The Power of Open Source - but what about legacy?
Any new project being planned at the moment will have at least some element of open source included and, in many cases, the entire project will be based on open source, community licenses and potentially some service agreement to support the open source software being used.
This has massive implications around cost both for the initial project and into the future as, in most cases, there will be no supplier lock in and if a service supplier gets too greedy, there is always competition out there to offer open source support services.
However, this does not cover the full story. Over the last 50 years, a lot of legacy systems and processes have been built up that cannot simply be ‘washed away’ by throwing open source at them.
Well Designed Legacy Systems Still in Use
The bean counters may like the thoughts of this but in many cases, it is a false economy. Undoubtedly some legacy systems were not well designed and still have issues to this day, they are still in use because in many cases they still run the core of the organisation’s business.
There have been many attempts to rip and replace legacy systems and most have either failed miserably, only partially achieved their goals or blew the value proposition out of the water resulting in massive cost overruns.
While you may not have heard about such projects, they are out there.

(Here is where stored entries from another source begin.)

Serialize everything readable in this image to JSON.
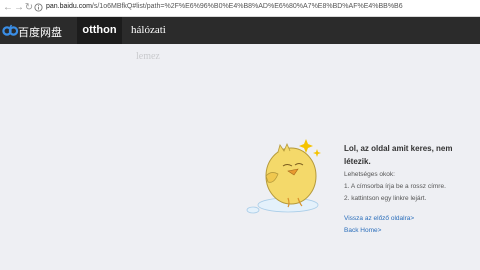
{
  "browser": {
    "url_host": "pan.baidu.com",
    "url_path": "/s/1o6MBfkQ#list/path=%2F%E6%96%B0%E4%B8%AD%E6%80%A7%E8%BD%AF%E4%BB%B6"
  },
  "header": {
    "brand": "百度网盘",
    "tab_home": "otthon",
    "tab_network": "hálózati"
  },
  "subnav": {
    "label": "lemez"
  },
  "error": {
    "title": "Lol, az oldal amit keres, nem létezik.",
    "reasons_heading": "Lehetséges okok:",
    "reasons": [
      "1. A címsorba írja be a rossz címre.",
      "2. kattintson egy linkre lejárt."
    ],
    "back_link": "Vissza az előző oldalra>",
    "home_link": "Back Home>"
  },
  "colors": {
    "header_bg": "#2b2b2b",
    "active_tab_bg": "#1c1c1c",
    "page_bg": "#eeeff3",
    "link": "#2a6ebb",
    "chick_yellow": "#f4d96a"
  },
  "icons": [
    "back-arrow-icon",
    "forward-arrow-icon",
    "reload-icon",
    "lock-icon",
    "baidu-cloud-logo-icon",
    "chick-illustration"
  ]
}
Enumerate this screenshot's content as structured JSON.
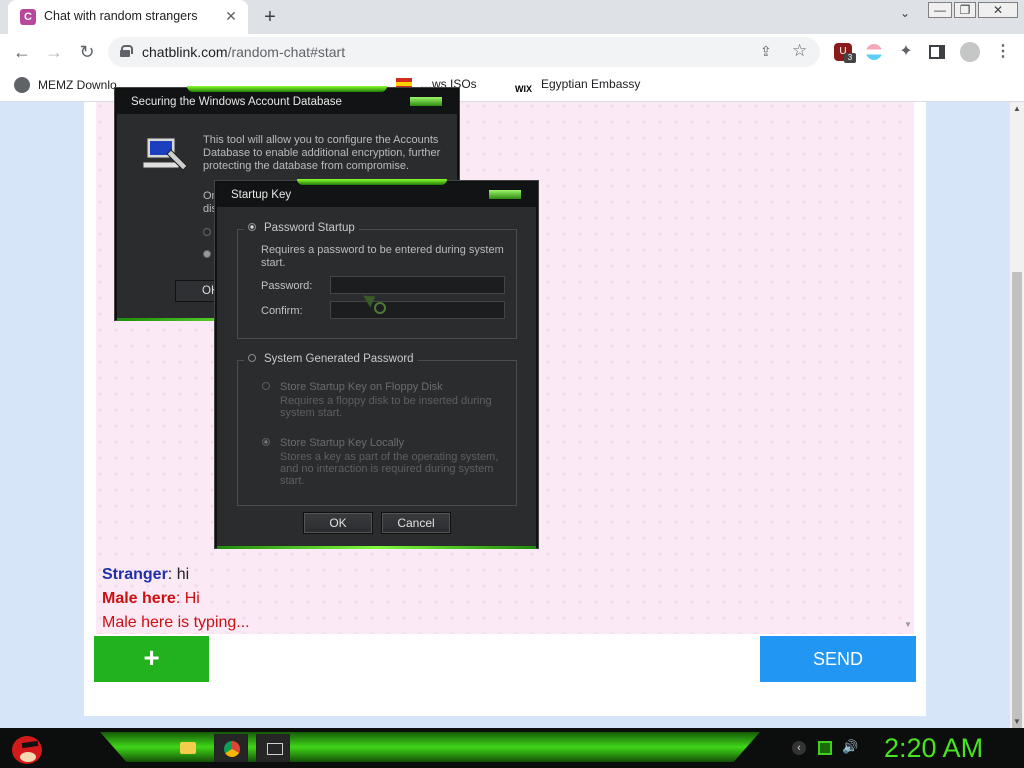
{
  "browser": {
    "tab": {
      "title": "Chat with random strangers",
      "favicon_letter": "C",
      "close_glyph": "✕"
    },
    "new_tab_glyph": "+",
    "window_controls": {
      "minimize": "—",
      "maximize": "❐",
      "close": "✕",
      "tab_search": "⌄"
    },
    "nav": {
      "back": "←",
      "forward": "→",
      "reload": "↻"
    },
    "omnibox": {
      "domain": "chatblink.com",
      "path": "/random-chat#start",
      "share_glyph": "⇪",
      "star_glyph": "☆"
    },
    "extensions": {
      "shield_badge": "3",
      "puzzle_glyph": "✦",
      "menu_glyph": "⋮",
      "shield_glyph": "U"
    },
    "bookmarks": [
      {
        "label": "MEMZ Downlo…"
      },
      {
        "label": "…ws ISOs"
      },
      {
        "icon_text": "WIX",
        "label": "Egyptian Embassy"
      }
    ]
  },
  "chat": {
    "messages": [
      {
        "sender": "Stranger",
        "text": ": hi"
      },
      {
        "sender": "Male here",
        "text": ": Hi"
      }
    ],
    "typing_text": "Male here is typing...",
    "add_label": "+",
    "send_label": "SEND",
    "input_value": ""
  },
  "dialogs": {
    "security": {
      "title": "Securing the Windows Account Database",
      "intro": "This tool will allow you to configure the Accounts Database to enable additional encryption, further protecting the database from compromise.",
      "fragment": "On\ndis",
      "ok_fragment": "OK"
    },
    "startup_key": {
      "title": "Startup Key",
      "password_startup": {
        "label": "Password Startup",
        "description": "Requires a password to be entered during system start.",
        "password_label": "Password:",
        "confirm_label": "Confirm:"
      },
      "system_generated": {
        "label": "System Generated Password",
        "floppy": {
          "label": "Store Startup Key on Floppy Disk",
          "description": "Requires a floppy disk to be inserted during system start."
        },
        "local": {
          "label": "Store Startup Key Locally",
          "description": "Stores a key as part of the operating system, and no interaction is required during system start."
        }
      },
      "ok_label": "OK",
      "cancel_label": "Cancel"
    }
  },
  "taskbar": {
    "clock": "2:20 AM",
    "tray_chevron": "‹",
    "volume_glyph": "🔊"
  },
  "colors": {
    "add_button": "#22b21e",
    "send_button": "#2196f3",
    "stranger_name": "#1e2fa8",
    "male_name": "#cc1010",
    "clock": "#48e321"
  }
}
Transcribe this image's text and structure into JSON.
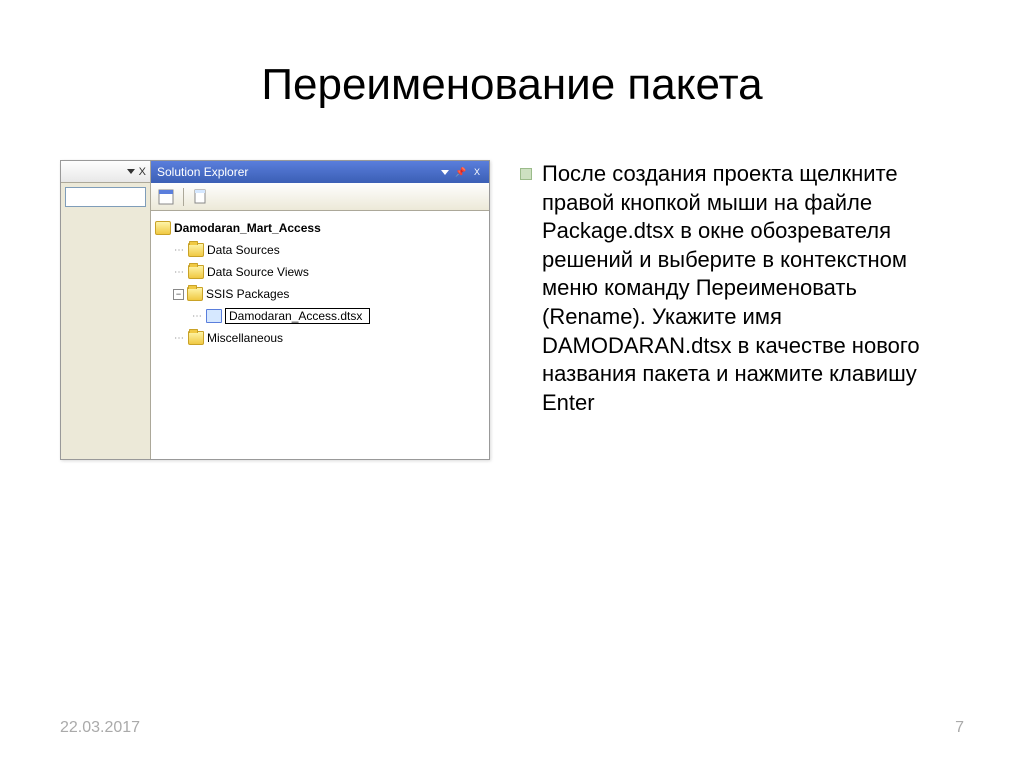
{
  "slide": {
    "title": "Переименование пакета",
    "body": "После создания проекта щелкните правой кнопкой мыши на файле Package.dtsx в окне обозревателя решений и выберите в контекстном меню команду Переименовать (Rename). Укажите имя DAMODARAN.dtsx в качестве нового названия пакета и нажмите клавишу Enter",
    "date": "22.03.2017",
    "page": "7"
  },
  "explorer": {
    "title": "Solution Explorer",
    "left_header_close": "X",
    "pin": "▾",
    "titlebar_close": "X",
    "project": "Damodaran_Mart_Access",
    "nodes": {
      "data_sources": "Data Sources",
      "data_source_views": "Data Source Views",
      "ssis_packages": "SSIS Packages",
      "miscellaneous": "Miscellaneous"
    },
    "rename_value": "Damodaran_Access.dtsx",
    "expand_minus": "−"
  }
}
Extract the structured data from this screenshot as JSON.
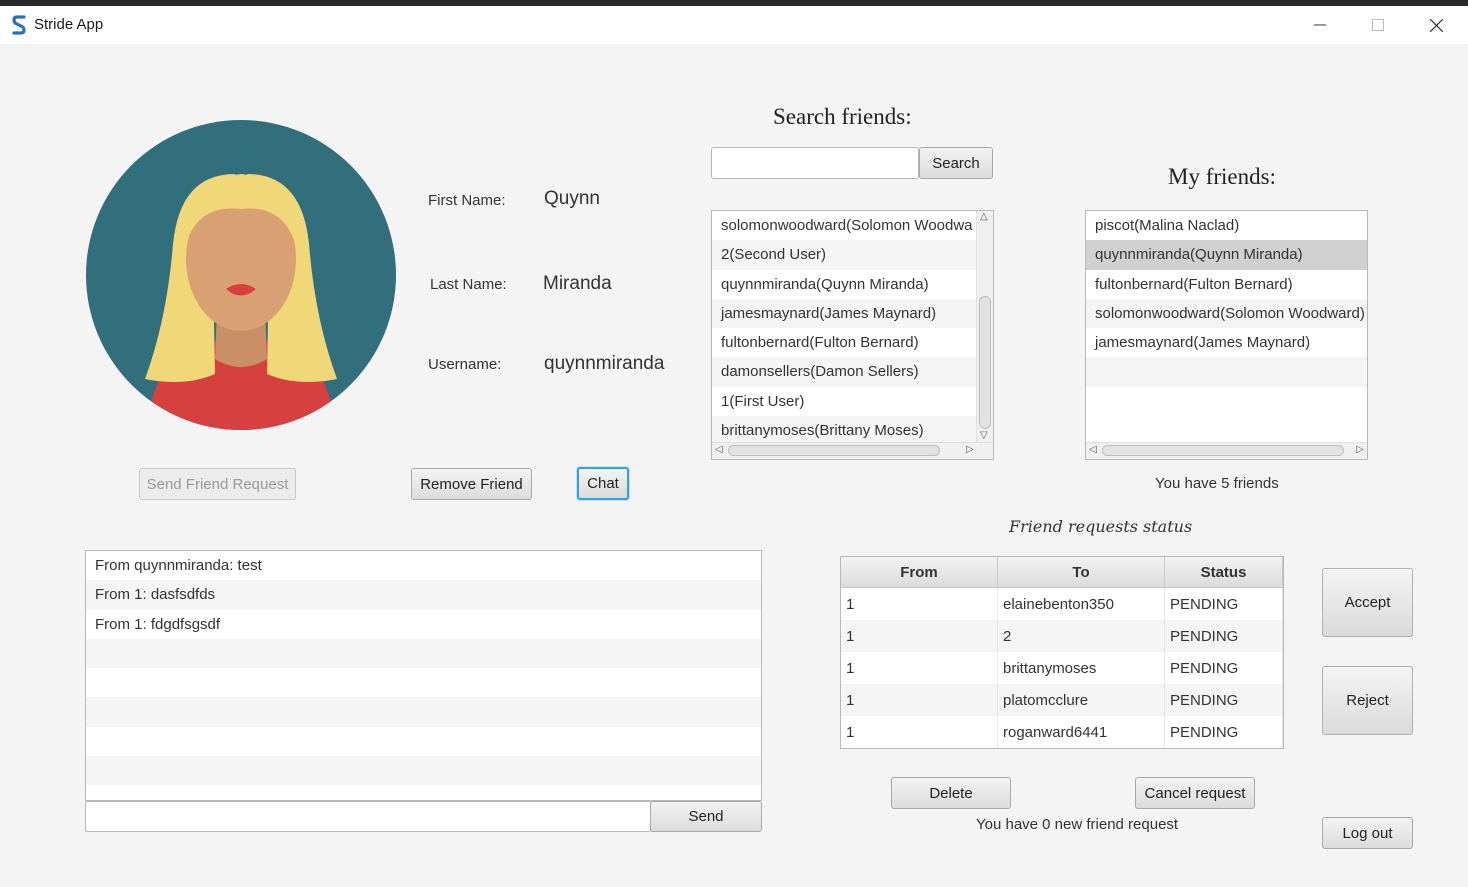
{
  "window": {
    "title": "Stride App"
  },
  "profile": {
    "first_name_label": "First Name:",
    "first_name": "Quynn",
    "last_name_label": "Last Name:",
    "last_name": "Miranda",
    "username_label": "Username:",
    "username": "quynnmiranda"
  },
  "actions": {
    "send_friend_request": "Send Friend Request",
    "remove_friend": "Remove Friend",
    "chat": "Chat"
  },
  "search": {
    "heading": "Search friends:",
    "input_value": "",
    "button": "Search",
    "results": [
      "solomonwoodward(Solomon Woodwa",
      "2(Second User)",
      "quynnmiranda(Quynn Miranda)",
      "jamesmaynard(James Maynard)",
      "fultonbernard(Fulton Bernard)",
      "damonsellers(Damon Sellers)",
      "1(First User)",
      "brittanymoses(Brittany Moses)"
    ]
  },
  "friends": {
    "heading": "My friends:",
    "items": [
      "piscot(Malina Naclad)",
      "quynnmiranda(Quynn Miranda)",
      "fultonbernard(Fulton Bernard)",
      "solomonwoodward(Solomon Woodward)",
      "jamesmaynard(James Maynard)"
    ],
    "selected_index": 1,
    "count_text": "You have 5 friends"
  },
  "chat": {
    "messages": [
      "From quynnmiranda: test",
      "From 1: dasfsdfds",
      "From 1: fdgdfsgsdf"
    ],
    "input_value": "",
    "send_button": "Send"
  },
  "requests": {
    "heading": "Friend requests status",
    "columns": [
      "From",
      "To",
      "Status"
    ],
    "rows": [
      [
        "1",
        "elainebenton350",
        "PENDING"
      ],
      [
        "1",
        "2",
        "PENDING"
      ],
      [
        "1",
        "brittanymoses",
        "PENDING"
      ],
      [
        "1",
        "platomcclure",
        "PENDING"
      ],
      [
        "1",
        "roganward6441",
        "PENDING"
      ]
    ],
    "accept_button": "Accept",
    "reject_button": "Reject",
    "delete_button": "Delete",
    "cancel_button": "Cancel request",
    "new_requests_text": "You have 0 new friend request",
    "logout_button": "Log out"
  },
  "colors": {
    "avatar_bg": "#336e7d",
    "hair": "#f0d778",
    "skin": "#d9a074",
    "shirt": "#d6403e",
    "focus": "#3aa0d4",
    "selection": "#d0d0d0"
  }
}
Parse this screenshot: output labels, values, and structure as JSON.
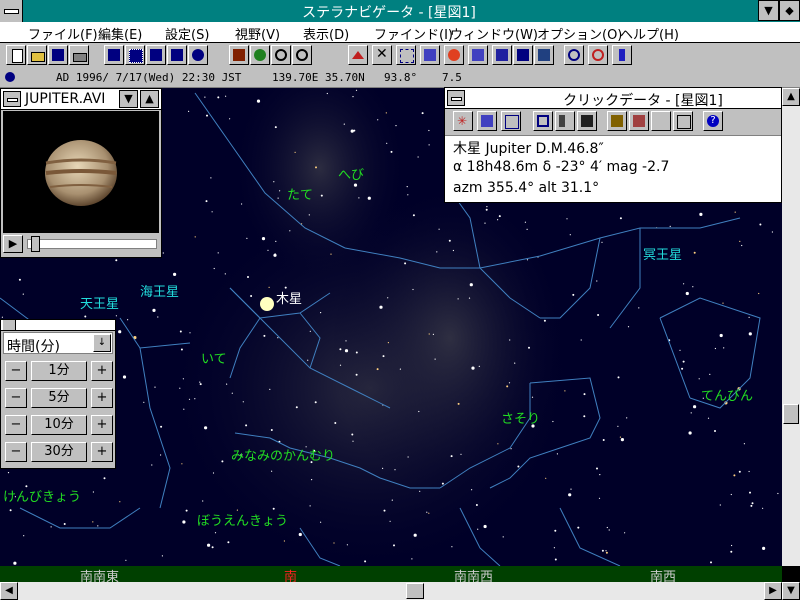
{
  "window": {
    "title": "ステラナビゲータ - [星図1]",
    "minimize_symbol": "▼",
    "maximize_symbol": "▲",
    "restore_symbol": "◆"
  },
  "menu": [
    "ファイル(F)",
    "編集(E)",
    "設定(S)",
    "視野(V)",
    "表示(D)",
    "ファインド(I)",
    "ウィンドウ(W)",
    "オプション(O)",
    "ヘルプ(H)"
  ],
  "toolbar_icons": [
    "new-icon",
    "open-icon",
    "save-icon",
    "print-icon",
    "star-chart-icon",
    "grid-icon",
    "sky-icon",
    "earth-icon",
    "globe-icon",
    "horizon-icon",
    "planet-icon",
    "zoom-in-icon",
    "zoom-out-icon",
    "constellation-icon",
    "cross-icon",
    "compass-icon",
    "rotate-icon",
    "mars-icon",
    "comet-icon",
    "pen-icon",
    "map-icon",
    "list-icon",
    "target-icon",
    "clock-icon",
    "run-icon"
  ],
  "status": {
    "date": "AD 1996/ 7/17(Wed) 22:30 JST",
    "location": "139.70E 35.70N",
    "angle": "93.8°",
    "magnitude": "7.5"
  },
  "movie": {
    "title": "JUPITER.AVI",
    "play_symbol": "▶"
  },
  "time_panel": {
    "unit_selected": "時間(分)",
    "dropdown_symbol": "↓",
    "minus_symbol": "−",
    "plus_symbol": "+",
    "steps": [
      "1分",
      "5分",
      "10分",
      "30分"
    ]
  },
  "click_data": {
    "title": "クリックデータ - [星図1]",
    "tool_icons": [
      "star-burst-icon",
      "chart-icon",
      "grid-icon",
      "screen-icon",
      "speaker-icon",
      "film-icon",
      "bug-icon",
      "paint-icon",
      "blank-icon",
      "copy-icon",
      "help-icon"
    ],
    "line1": "木星 Jupiter   D.M.46.8″",
    "line2": "α 18h48.6m   δ -23° 4′  mag -2.7",
    "line3": "azm 355.4°  alt 31.1°"
  },
  "sky_labels": {
    "hebi": "へび",
    "tate": "たて",
    "meiousei": "冥王星",
    "mokusei": "木星",
    "kaiousei": "海王星",
    "tennousei": "天王星",
    "ite": "いて",
    "sasori": "さそり",
    "tenbin": "てんびん",
    "minamikanmuri": "みなみのかんむり",
    "kenbikyou": "けんびきょう",
    "bouenkyou": "ぼうえんきょう"
  },
  "directions": {
    "sse": "南南東",
    "s": "南",
    "ssw": "南南西",
    "sw": "南西"
  },
  "scroll": {
    "left": "◀",
    "right": "▶",
    "up": "▲",
    "down": "▼"
  },
  "colors": {
    "titlebar": "#008080",
    "sky": "#000028",
    "constellation_line": "#4080c0",
    "label_green": "#22dd22",
    "label_cyan": "#22dddd",
    "direction_south": "#ff2020"
  }
}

Ultimately it makes more sense to evolve from your legacy environment. Many of these legacy systems are still fit for purpose in that they crunch massive amounts of data and have been well tested over their lifetimes. These are the systems where it makes sense to consider carefully what is to be done.
Complications and Solutions
In many cases, the core system is still working well, however, complications have been built up over the years making it difficult to use. Consideration should be given to going back to the core system and establishing a simpler, more user friendly interface to your newer applications.
Consider sharing the data from these legacy systems directly with your new systems so that the old and new can run in parallel. Over time once all are happy, perhaps your legacy users can be moved to the more modern platform but over a period of time that works for the business.
It is at this point that it may be possible to look at replacing the core with open source software but again, these are decisions that must be weighed up carefully.
The grass always looks greener on the other side so you must weigh up carefully what benefits will be achieved from moving to such a platform and at what cost.